Touted as the most technologically advanced commercial jet available, Boeing’s 787 Dreamliner is under scrutiny in America and Japan. Domestically, Federal officials with the Federal Aviation Administration have temporarily grounded all Dreamliners until further notice because of a potential for battery fires. The FAA issued an emergency safety order on the matter.
All U.S. airlines are no longer permitted to operate the 787 planes until they have been given clearance by the FAA. The decision came after a 787 was forced to perform an emergency landing in Japan last Wednesday because of the potential for a battery fire on the plane. While the FAA order only applies to the 787s that are located in the United States, other countries are encouraged to follow suit and ground their 787s in order to avoid a terrible plane accident or fire.

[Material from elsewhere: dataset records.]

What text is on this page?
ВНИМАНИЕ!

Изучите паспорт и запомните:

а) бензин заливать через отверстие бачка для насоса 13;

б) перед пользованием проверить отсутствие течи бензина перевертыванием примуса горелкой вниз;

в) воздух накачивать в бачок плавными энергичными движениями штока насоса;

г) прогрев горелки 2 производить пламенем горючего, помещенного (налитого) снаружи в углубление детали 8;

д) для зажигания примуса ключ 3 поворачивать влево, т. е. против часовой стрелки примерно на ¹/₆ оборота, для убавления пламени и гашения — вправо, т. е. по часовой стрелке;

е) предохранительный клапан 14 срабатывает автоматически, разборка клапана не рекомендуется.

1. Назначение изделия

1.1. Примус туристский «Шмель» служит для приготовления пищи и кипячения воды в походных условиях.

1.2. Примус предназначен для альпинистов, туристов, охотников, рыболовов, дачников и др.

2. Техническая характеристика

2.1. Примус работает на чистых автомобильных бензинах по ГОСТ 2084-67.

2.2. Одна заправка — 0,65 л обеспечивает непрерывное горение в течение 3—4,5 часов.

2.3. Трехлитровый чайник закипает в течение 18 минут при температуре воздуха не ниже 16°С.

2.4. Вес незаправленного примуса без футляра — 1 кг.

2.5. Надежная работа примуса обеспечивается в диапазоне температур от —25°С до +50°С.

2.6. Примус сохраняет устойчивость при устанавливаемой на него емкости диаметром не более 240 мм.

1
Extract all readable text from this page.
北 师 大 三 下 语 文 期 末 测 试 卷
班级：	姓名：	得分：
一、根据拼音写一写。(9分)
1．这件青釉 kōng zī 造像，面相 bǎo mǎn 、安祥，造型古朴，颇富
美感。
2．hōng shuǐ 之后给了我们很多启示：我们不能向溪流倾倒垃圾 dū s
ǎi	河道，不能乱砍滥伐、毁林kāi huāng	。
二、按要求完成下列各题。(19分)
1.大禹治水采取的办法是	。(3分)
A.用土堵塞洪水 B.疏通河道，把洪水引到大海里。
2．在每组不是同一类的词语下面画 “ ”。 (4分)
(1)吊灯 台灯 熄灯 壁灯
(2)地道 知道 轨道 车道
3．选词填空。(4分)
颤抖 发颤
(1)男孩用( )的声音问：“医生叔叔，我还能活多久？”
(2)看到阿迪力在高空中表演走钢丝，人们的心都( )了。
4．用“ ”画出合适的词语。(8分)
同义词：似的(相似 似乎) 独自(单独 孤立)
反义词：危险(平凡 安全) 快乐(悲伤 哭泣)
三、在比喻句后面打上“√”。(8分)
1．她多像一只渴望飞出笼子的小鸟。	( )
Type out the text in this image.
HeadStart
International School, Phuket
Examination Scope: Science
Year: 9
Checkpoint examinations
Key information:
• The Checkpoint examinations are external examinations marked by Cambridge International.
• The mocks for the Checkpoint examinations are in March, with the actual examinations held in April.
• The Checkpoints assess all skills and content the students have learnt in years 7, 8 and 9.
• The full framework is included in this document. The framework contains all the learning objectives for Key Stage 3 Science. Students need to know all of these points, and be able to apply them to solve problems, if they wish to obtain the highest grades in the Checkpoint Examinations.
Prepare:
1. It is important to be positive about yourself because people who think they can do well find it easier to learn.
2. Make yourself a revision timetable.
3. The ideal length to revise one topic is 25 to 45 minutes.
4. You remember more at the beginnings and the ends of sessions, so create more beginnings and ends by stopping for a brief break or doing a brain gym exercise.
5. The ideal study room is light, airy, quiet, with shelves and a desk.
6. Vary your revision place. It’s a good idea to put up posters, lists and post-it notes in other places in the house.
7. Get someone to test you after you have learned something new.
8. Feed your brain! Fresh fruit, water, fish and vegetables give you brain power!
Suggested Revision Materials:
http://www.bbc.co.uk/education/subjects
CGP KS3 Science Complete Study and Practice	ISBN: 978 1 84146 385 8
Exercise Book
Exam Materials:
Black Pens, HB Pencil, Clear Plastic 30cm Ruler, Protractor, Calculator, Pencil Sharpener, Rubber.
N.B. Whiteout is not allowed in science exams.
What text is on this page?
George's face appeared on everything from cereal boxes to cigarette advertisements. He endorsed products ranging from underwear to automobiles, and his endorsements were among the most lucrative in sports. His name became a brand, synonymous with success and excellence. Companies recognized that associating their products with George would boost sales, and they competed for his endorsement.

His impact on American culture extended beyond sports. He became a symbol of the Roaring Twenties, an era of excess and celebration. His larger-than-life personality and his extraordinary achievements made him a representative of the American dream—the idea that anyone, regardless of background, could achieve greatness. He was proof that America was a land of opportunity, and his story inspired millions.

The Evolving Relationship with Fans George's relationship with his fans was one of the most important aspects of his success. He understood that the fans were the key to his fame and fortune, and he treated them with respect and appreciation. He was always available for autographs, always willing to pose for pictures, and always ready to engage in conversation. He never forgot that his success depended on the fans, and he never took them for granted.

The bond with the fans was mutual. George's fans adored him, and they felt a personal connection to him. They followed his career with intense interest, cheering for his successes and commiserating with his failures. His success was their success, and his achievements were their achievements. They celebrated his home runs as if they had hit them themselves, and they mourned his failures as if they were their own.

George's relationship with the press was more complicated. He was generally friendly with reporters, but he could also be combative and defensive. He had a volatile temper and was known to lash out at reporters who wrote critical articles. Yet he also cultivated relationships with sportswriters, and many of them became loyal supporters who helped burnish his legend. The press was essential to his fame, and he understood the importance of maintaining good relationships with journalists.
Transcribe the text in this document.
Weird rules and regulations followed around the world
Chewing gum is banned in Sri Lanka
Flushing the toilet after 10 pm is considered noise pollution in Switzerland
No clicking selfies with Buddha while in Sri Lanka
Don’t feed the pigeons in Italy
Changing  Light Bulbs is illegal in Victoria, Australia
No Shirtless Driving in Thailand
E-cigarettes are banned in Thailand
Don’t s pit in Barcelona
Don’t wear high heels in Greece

The FAA has declared that they will be working with Boeing and other U.S. airline companies in order to come up with a plan that will allow the 787s to be back up in the air as soon as possible. There are fifty Dreamliners throughout the globe that are in operation. Six have flow in the United States.
Initially, Boeing hoped that the problem would be an easy fix in repairing the battery system. The problem has proved to be a much more time-consuming and expensive process as problems have arisen throughout the entire electrical system of the aircraft. The delays in repairs have forced airliners across the globe to cancel flights scheduled on the Dreamliner and attempt to redirect passengers on other flights.